If I had a dollar for every time I've ever heard someone say "I can't cook," I'd be a wealthy momma. Anyone can cook! Anyone who can read can follow a recipe. What people usually mean when they claim otherwise is "I'm afraid to cook."
It can be intimidating. You have to being willing to utterly miserably fail and able to laugh it off. I have had my fair share of dinner disasters, and some of them have been really bad! Recently there was a casserole where the noodles swelled and soaked up all the sauce, leaving it dry and somehow still kind of slimy...ick... and a crock pot dish where I didn't cook the beans long enough so Jon and I ended up with horrible stomachaches. (Evie was smart enough to refuse to eat it!) Try to remember that if something you make is awful, 95% of the time it was the recipe and not something you did. Especially if you got it from a food blog where every Tom, Dick, and Harry is posting recipes with no editor and potentially making errors that could totally mess up your meal.

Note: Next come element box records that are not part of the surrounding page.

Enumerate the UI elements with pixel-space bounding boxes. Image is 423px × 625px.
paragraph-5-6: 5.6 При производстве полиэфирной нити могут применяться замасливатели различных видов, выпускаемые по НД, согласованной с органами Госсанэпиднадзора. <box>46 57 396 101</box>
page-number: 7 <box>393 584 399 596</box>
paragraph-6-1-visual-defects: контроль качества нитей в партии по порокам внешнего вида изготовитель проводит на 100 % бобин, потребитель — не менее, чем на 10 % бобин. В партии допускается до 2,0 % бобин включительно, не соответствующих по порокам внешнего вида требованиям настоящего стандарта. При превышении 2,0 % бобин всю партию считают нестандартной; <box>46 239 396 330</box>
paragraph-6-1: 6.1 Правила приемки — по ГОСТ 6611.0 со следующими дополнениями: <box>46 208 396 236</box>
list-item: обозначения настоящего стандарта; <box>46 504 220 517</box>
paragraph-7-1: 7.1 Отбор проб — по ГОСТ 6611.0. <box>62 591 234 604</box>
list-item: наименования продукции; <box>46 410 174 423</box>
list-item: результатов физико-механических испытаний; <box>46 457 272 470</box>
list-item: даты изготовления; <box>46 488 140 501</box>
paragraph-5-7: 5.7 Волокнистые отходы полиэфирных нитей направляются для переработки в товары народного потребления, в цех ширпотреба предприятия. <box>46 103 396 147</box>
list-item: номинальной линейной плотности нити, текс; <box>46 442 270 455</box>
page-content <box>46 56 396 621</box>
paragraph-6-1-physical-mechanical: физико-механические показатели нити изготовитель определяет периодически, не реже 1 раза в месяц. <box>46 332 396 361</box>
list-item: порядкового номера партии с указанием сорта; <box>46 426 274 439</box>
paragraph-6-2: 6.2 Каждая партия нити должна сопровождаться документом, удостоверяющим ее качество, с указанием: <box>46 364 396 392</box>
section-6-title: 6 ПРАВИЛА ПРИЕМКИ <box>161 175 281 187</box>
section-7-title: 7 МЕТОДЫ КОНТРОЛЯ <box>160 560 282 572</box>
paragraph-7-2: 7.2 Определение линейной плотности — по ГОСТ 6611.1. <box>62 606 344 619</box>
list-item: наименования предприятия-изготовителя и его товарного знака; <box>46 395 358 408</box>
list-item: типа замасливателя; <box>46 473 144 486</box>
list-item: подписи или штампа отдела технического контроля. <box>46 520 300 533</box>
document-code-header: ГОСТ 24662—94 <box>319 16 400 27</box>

Sometimes, oftentimes even, the food you prepare turns out so wonderful you won't believe you created it. There is something magical about combining random things in your kitchen and ending up with a delicious, nutritious meal. It gives me a sense of pride that is different than what I've felt before. It can be very empowering to take back control over what you are eating. Right now most of us are dependent on giant processed food corporations, and that's how they want it. I promise you can live without Kraft. And believe it or not, you will even come to a point where you don't miss it.
I keep lists of recipes I want to try, both online on Pinterest and in a spiral bound notebook where I put clipped magazine recipes or photocopied cookbook pages. When it's time to go grocery shopping, I sit down and pick seven or so recipes that I want to try and make my grocery list based on the ingredients. I try to pick things I already have most of the ingredients to make, and recipes that have overlapping ingredients. For instance, I will pick two meals that use black beans so I can cook up one big pot and save time on the second meal. There are a few favorites which we eat over and over again, but I try to put new things on the list every week to keep meal time from getting boring.
I still don't pick any really complicated recipes or ones that call for a bunch of crazy ingredients. One thing that is awesome about cooking is that most recipes are very forgiving. If you don't have white flour you can use wheat. You can skip spices if you don't have them. You can use other spices once you get comfortable with how each one tastes and know what will work well. If you don't like red pepper, use yellow. It will still be delicious! One of my favorite tricks is to google search "cornstarch substitute" or whatever it is I don't have. I can almost always find a suitable sub! The great thing about finding recipes on the internet is that you can search through dozens of recipes until you find one that uses ingredients you have.
Cooking isn't something you are born good at, it's something
you learn. And you can teach yourself! I fondly remember the months of
baked potatoes, white flour spaghetti, and take out when I first moved
out on my own. That was literally all I knew how to prepare. I remember
the first cookbook I ever used. I believe vegan brownies was my first
dish, made for a potluck at work. Everyone kept telling me how great
they were and I was amazed. I went on to make many of the simple recipes
in that book and slowly started cooking more and more. Even so, most of
the cooking I did up until about a year ago consisted of mainly several
processed prepackaged foods thrown together (beans and rice box mixes,
fake meat and mac and cheese, etc.)
When we started this
whole healthy eating venture, everything changed drastically. For a
couple of months I was overwhelmed and felt like it was impossible to
make everything that I couldn't find a good store bought version of from
scratch. It seemed like it took me literally all day to prepare dinner.
I'm not gonna lie, it sucked.
These days I think I've pretty much got it down. I have many brands memorized and don't
have to spend 20 minutes reading ingredients every time I want a jar of
pasta sauce. I have my favorite recipes for things we make from scratch
(pancakes, tortilla shells, gravy) so I don't have to search for one
each time we make it, and we try to keep the kitchen stocked with our
most frequently used ingredients, some of which were totally foreign to
me not long ago. You can do this too! It doesn't happen overnight, it
happens slowly but surely.
Start small and be brave. It's so worth it.